Tuesday, October 16, 2018

Historical Female Artists


Scivias, by Hildegard Von Bingen, 1152.
An illumination of her incoherent visions.


Women frequently encompassed a desolate, restrained life throughout the middle ages. From its inception in the 4th century, women were initially restricted throughout the bleak life already imposed under the feudal system. Life as an average citizen consisted of impoverish standards, lifelong servitude, social immobility, and zealous worship of Christianity. These bleak conditions were augmented with other prevalent detrimental forces inflicted upon women, immobilizing any residue of autonomous liberty possible for the sex. Chadwick describes their role, emphasizing “...women’s social roles remained circumscribed by a Christian ethic that stressed obedience and chastity, by the demands of maternal and domestic responsibility, and by the feudal legal system organized around the control of property”(Chadwick, 44). Their role, rendered them as domestic caretakers, prioritizing the role of a responsible mother and devoted wife, enforced by the church and government. This role remained consistent throughout the middle ages(arguably in several aspects it’s still prominent today). Due to this, art conceived by women was sparse. To maneuver this impediment, Hildegard Von Bingen stood as a pariah by her success. Her ability to join a convent was greatly attributed to her wealthy parents, where she started “having visions as early as 8 years old” according to Guerrilla Girls. These visions led her to writing literature despite the dissuasion of men’s advice. Her most profound work, Scivias, was a ten year piece describing her mystical visions. Several works of media led her to become a subversively (in)famous author, even receiving divine blessing from the pope. Living a life of traveling and engagement with international intellectuals along with independent ideas was too erroneous to the church, sporadically placing her in house arrest for the remainder of her life.

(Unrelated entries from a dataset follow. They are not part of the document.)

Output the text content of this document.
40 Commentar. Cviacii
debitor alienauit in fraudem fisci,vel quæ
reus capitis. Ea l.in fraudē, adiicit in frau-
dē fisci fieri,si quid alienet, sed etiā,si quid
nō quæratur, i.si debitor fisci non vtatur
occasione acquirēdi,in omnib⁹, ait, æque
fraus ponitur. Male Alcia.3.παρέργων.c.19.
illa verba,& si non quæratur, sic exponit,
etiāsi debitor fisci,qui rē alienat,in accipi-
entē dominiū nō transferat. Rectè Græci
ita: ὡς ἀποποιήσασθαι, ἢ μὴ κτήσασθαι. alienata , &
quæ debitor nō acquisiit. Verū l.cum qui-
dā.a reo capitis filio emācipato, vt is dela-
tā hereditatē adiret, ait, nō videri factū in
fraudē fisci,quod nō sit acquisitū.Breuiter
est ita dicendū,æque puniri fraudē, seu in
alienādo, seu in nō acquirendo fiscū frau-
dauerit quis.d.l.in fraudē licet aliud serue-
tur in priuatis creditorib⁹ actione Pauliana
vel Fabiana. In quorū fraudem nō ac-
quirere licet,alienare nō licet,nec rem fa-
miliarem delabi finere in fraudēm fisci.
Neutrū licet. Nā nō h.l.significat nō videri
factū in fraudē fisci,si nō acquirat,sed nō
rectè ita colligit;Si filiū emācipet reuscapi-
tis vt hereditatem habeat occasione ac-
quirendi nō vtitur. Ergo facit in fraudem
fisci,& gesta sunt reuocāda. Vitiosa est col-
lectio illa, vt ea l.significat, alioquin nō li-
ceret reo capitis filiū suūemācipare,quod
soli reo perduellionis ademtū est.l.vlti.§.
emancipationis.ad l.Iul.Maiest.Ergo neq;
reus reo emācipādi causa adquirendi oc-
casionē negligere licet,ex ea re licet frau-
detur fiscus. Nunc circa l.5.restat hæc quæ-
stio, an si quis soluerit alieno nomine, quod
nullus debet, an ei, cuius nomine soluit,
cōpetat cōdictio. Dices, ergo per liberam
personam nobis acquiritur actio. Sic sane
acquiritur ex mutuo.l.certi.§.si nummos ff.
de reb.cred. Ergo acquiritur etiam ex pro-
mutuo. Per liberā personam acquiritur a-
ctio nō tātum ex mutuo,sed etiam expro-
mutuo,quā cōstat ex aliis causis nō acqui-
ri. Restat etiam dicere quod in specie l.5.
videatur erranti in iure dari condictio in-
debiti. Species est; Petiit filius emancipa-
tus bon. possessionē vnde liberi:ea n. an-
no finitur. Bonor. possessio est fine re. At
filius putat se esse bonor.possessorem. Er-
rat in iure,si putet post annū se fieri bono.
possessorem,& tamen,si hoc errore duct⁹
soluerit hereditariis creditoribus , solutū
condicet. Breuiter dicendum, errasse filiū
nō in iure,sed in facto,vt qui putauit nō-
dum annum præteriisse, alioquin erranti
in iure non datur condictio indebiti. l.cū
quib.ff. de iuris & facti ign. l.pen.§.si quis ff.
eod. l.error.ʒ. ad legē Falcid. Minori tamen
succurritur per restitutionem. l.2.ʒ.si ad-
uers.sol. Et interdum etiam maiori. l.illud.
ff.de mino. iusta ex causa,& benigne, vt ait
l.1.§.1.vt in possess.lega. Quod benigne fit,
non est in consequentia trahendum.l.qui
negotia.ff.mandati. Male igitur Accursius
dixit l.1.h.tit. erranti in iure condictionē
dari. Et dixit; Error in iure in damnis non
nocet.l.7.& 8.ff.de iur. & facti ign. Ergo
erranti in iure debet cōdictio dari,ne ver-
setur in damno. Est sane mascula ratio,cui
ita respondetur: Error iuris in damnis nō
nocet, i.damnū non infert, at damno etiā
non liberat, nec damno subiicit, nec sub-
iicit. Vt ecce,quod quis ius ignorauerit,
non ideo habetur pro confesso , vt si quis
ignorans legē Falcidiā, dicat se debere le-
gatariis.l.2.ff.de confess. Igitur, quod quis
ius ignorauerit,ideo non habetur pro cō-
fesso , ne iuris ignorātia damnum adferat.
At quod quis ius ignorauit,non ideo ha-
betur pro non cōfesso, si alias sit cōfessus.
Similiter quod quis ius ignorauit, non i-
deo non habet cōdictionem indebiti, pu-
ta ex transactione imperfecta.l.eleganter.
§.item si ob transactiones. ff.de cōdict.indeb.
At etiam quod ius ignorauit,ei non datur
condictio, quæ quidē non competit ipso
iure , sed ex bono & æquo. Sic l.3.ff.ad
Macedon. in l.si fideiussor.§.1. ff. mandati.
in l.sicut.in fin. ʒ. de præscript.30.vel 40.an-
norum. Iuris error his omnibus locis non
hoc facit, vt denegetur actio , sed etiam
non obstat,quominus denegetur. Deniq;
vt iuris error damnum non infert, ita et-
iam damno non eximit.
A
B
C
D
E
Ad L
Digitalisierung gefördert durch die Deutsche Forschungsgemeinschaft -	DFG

The renaissance began in the 15th century, and already showed a sense of feminist progression in art, in contrast with its prior medieval age undermining female artists. Art was a driving force in the renaissance, playing a vital role in social and economical frontiers. “During the Renaissance in Italy, artists usually came from the social class of artisans, without wealth or property. They had to go through an apprenticeship with another, established artist, then join a guild… and set up an atelier or workshop of their own”(Guerrilla Girls, 29). The path of an artist was a perilous one despite its massive influence, easily still prevalent today. But, the path was conventionally disbarred to women,
Susanna and the Elders by Artemisia Gentileschi
1610. A vivid depiction of rape.
considering “they couldn’t receive commissions or legally own an atelier”(Guerrilla Girls 29), along with other obvious preventions inflicted upon women. The few exceptions that rarely surfaced, were female artists who shifted the paradigm of art. In the stead of platitude art traditionally displayed as portraits or still lives, there was a small minority of women artists who invoked feminist messages incorporated in their pieces. Take Artemisia Gentileschi, a female prodigy blessed with the ability to work in her educated father’s atelier. She created the piece titled Susanna and the Elders in 1610, subversively critiquing the intrinsic prevalence of male rape and dominance, an artistic message never even dreamed of being public during this period. It displayed two attackers grabbing a women with sexual coercion. It also depicted an elder “shushing” the viewer as if they’re implicit in the rape, proving to be a thought provoking piece with a powerful message.

While the progression of female representation and feminism was incremental throughout the first 17 centuries, there were some surfaced artists that impacted the art world greatly. Despite their conditions confiding them to their roles, few women truly surpassed their male opposition in the realm of art. There was a distinguishable dichotomy of art in the middle ages and renaissance, championing as a crusading paramount of feminist success.


The Guerrilla Girls' Bedside Companion to the History of Western Art. Penguin, 1998.

Chadwick, Whitney. Women, Art, and Society. Langara College, 2016.